Nun gehört das Unternehmen dem staatlichen Einlagensicherungsfonds der US-Banken (FDIC), der einen Käufer für das Institut oder seine Teile sucht. Die Bank soll kurzfristig in Form einer Nachfolgeorganisation unter Führung des Sicherungsfonds weiterbetrieben werden und am Montag wieder öffnen. 

Nur einmal, im Jahr 1984, brach mit der Continental Illinois National Bank ein größeres Finanzinstitut zusammen. Indymacs Pleite ist schon der fünfte Bankencrash im laufenden Jahr.
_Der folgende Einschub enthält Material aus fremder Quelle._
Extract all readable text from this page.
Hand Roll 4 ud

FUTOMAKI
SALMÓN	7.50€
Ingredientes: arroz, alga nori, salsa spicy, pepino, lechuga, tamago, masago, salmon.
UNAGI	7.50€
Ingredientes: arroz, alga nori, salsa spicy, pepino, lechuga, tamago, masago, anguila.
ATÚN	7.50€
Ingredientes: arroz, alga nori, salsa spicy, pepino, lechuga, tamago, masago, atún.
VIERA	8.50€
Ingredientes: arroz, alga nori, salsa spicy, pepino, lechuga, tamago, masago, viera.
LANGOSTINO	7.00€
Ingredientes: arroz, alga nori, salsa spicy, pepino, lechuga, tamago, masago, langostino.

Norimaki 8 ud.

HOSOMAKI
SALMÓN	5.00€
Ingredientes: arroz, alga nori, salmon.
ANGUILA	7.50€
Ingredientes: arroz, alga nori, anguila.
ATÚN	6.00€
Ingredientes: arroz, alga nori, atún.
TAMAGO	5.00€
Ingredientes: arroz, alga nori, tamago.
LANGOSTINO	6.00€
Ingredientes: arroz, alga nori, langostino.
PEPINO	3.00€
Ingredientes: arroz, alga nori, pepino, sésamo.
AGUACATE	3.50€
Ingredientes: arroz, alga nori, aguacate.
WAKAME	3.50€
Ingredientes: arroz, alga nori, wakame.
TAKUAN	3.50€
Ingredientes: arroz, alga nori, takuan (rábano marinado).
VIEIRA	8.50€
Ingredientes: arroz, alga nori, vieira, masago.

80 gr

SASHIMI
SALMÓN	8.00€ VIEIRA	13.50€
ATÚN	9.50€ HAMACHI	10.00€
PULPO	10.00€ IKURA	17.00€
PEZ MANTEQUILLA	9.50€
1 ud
Durch sie entstünden Kosten von vier bis acht Milliarden Dollar, erwartet der Einlagensicherungsfonds. Über ihn sind in den USA Guthaben bis zu 100.000 Dollar je Anleger abgedeckt. Indymac hatte rund 19 Milliarden Dollar an Einlagen. Möglicherweise ist davon rund eine Milliarde Dollar nicht durch den Fonds abgesichert. Das wären Gelder von insgesamt 10.000 Kunden. Die Rettung von Indymac könnte mehr als zehn Prozent der finanziellen Mittel des Fonds aufbrauchen.

Dennoch: Trotz der Größe des Crashs seien aber größere Auswirkungen auf die Finanzmärkte nicht zu erwarten, sagte die Aufsicht der Bausparkassen (OTS). Die Zahl der Indymac-Geschäftspartner sei relativ gering. 

Indymac hatte erst vor wenigen Tagen angekündigt, wegen der Finanzkrise über die Hälfte seiner 7200 Mitarbeiter zu entlassen und sein Geschäft weitgehend einzustellen. Zuvor war die OTS zu dem Urteil gekommen, das Institut verfüge nicht länger über ausreichend Kapital. Im vergangenen Jahr hatte Indymac noch Hypotheken von 77 Milliarden Dollar ausgegeben und lag mit einem Marktanteil von gut drei Prozent insgesamt auf dem neunten Platz der Branche. 

Die OTS machte New Yorker Senator Charles Schumer für die Pleite der Bank mitverantwortlich. Er hatte Ende Juni öffentlich gesagt, das Unternehmen könne die Häuserkrise nicht überleben. Damit hatte Schumer einen Ansturm der Sparer auf die Konten und einen rasanten Kapitalabfluss ausgelöst, kritisiert die Behörde. Allein in den folgenden elf Geschäftstagen hätten Sparer mehr als 1,3 Milliarden Dollar von Indymac-Konten abgezogen. Der demokratische Politiker wies die Anschuldigungen zurück. Er warf der Aufsichtsbehörde im Gegenzug vor, ihre Arbeit vernachlässigt und Indymac nicht an seiner verlustträchtigen Kreditvergabe-Praxis gehindert zu haben.